Tennessee defensive end #9 Derek Barnett looks toward the sideline to get a defensive play call during Tennessee's game against Kentucky on Nov. 12, 2016.

Former Vol football player and Houston Texan icon Arian Foster recently claimed he could kill a wolf with his bare hands.

It’s evident that Foster is fulfilling the prophecy of a professional athlete: Once you’ve reached the pantheon of physicality, the only way to one-up your athletic accomplishments is by killing a wolf with your bare hands.

It might seem like a ludicrous proposition, but check out Foster’s logic:

Check. Mate.

Before we dive further into this topic, can we please give the man some credit for this tweet? It’s jam-packed with abstract lettering (check out the lowercase “i”) and wordplay reminiscent of a James Joyce novel (“wolfs” and “dunzo”). It deserves way more than 1,550 likes.

But, I digress.

Now that we know Foster can kill a wolf with his bare hands — he’s clearly thought the conflict out to its furthest extent — we must now search for Foster’s protégé. Because Myles Garrett and Derek Barnett are so often compared, this insinuates the sports world is attempting to determine which most likely to kill a wolf with his bare hands.

There are approximately two aspects of defensive line play that matter to NFL scouts: SEC sack count and the ability to kill a wolf with bare hands.

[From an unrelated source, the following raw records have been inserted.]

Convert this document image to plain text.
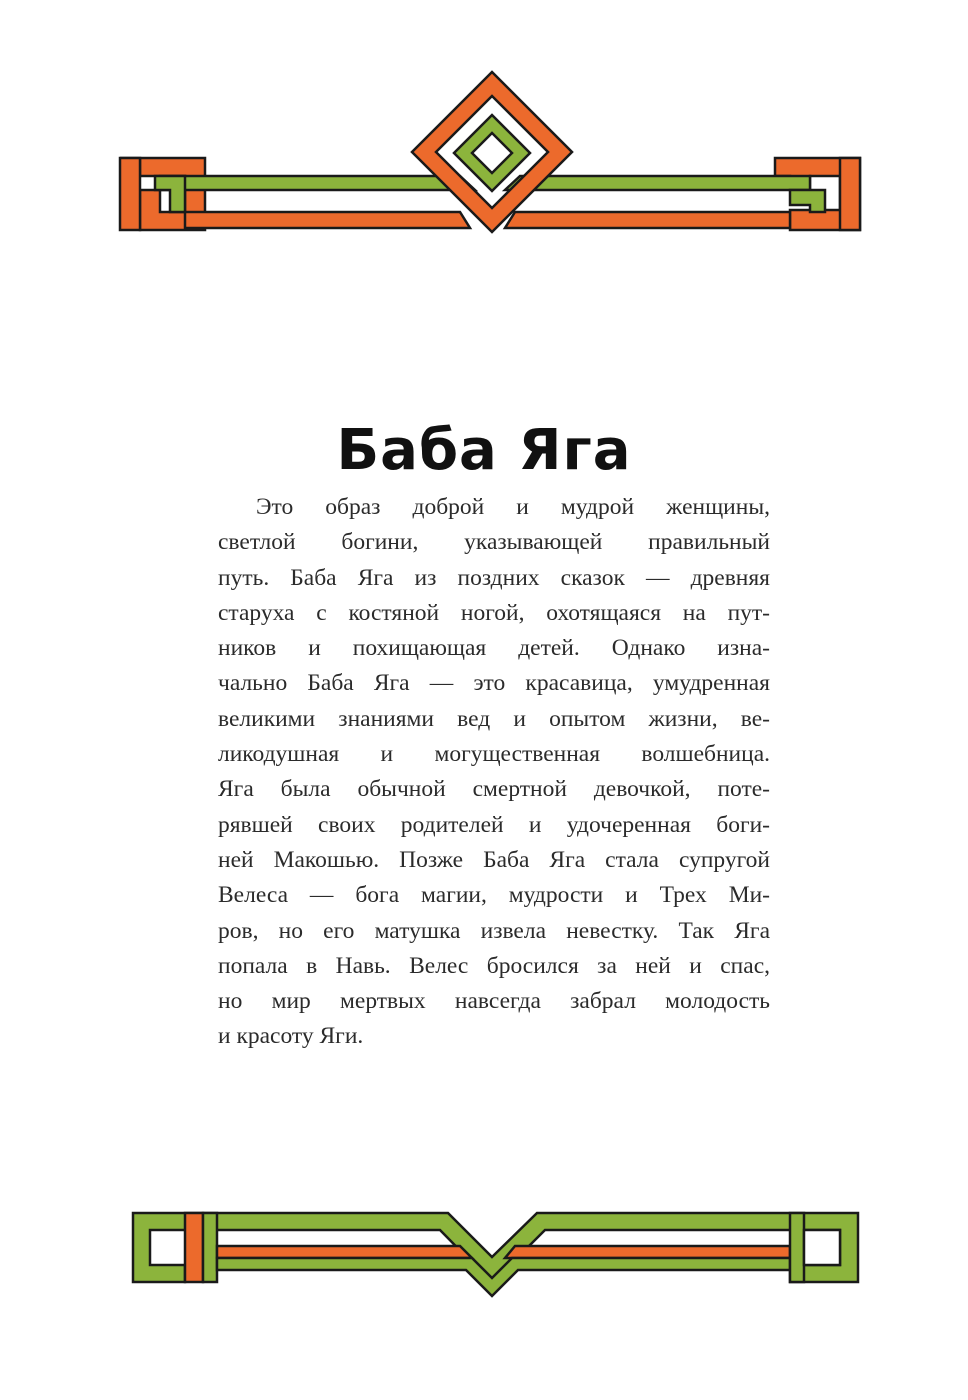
Баба Яга
Это образ доброй и мудрой женщины,
светлой богини, указывающей правильный
путь. Баба Яга из поздних сказок — древняя
старуха с костяной ногой, охотящаяся на пут-
ников и похищающая детей. Однако изна-
чально Баба Яга — это красавица, умудренная
великими знаниями вед и опытом жизни, ве-
ликодушная и могущественная волшебница.
Яга была обычной смертной девочкой, поте-
рявшей своих родителей и удочеренная боги-
ней Макошью. Позже Баба Яга стала супругой
Велеса — бога магии, мудрости и Трех Ми-
ров, но его матушка извела невестку. Так Яга
попала в Навь. Велес бросился за ней и спас,
но мир мертвых навсегда забрал молодость
и красоту Яги.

Barnett already has the SEC sack count on lock down. It’s the only statistical measure that can accurately determine success. But in the black hole that is a professional athlete’s life post-retirement, which of the two is most likely to benefit society and kill a wolf with his bare hands?

Let’s break this down into the three traits that will matter most in a battle royale between man and wolf (or, as Foster would call it, a wolve). These traits are speed, strength and instincts. Don’t give me that motor crap. A wolf doesn’t care about your motor. Its motor is stronger than any human’s motor because the wolf’s natural attacking instinct is to kill with a level of precision and viciousness that no mere mortal — other than Foster — can understand. So no, Barnett’s persistence against Nebraska’s left tackle doesn’t matter here.

We’ll start by breaking down speed. A wolf can reach speeds of 37 miles per hour, which works out to a 40-yard dash time of 2.21 seconds. In my opinion, that’s fast. Meanwhile, Garrett posted a 40-time of 4.64, faster than Barnett’s 4.88 time. To be fair to Barnett, he was battling an illness, so let’s apply some Vol logic and give him a 40-yard dash time of 4.16.

Guess what, though? A wolf doesn’t care about fairness. So Barnett, BACK TO 4.88 FOR YOU!

Clearly, Garrett is faster, which gives him an inherent advantage over Barnett. With proper training from Foster, who is unquestionably faster than a wolf, Garrett can bring that 40-yard dash time down by more than two seconds easily.

Next, there’s strength.

Garrett posted a staggering 33 bench press reps of 225 pounds. Barnett didn’t participate in the bench press because he was too sick. I’ll go out on a limb and say Barnett wouldn’t reach 33, which leads me to believe Garrett has stronger muscles. A wolf’s bite applies 398 pounds of pressure per square inch. Obviously, Garrett has more to bite through than Barnett does.

Advantage: Garrett.

Lastly, we have instincts.

This quality is hard to judge, but I’ll use my best friend, the SEC sack, to give you all an accurate determination.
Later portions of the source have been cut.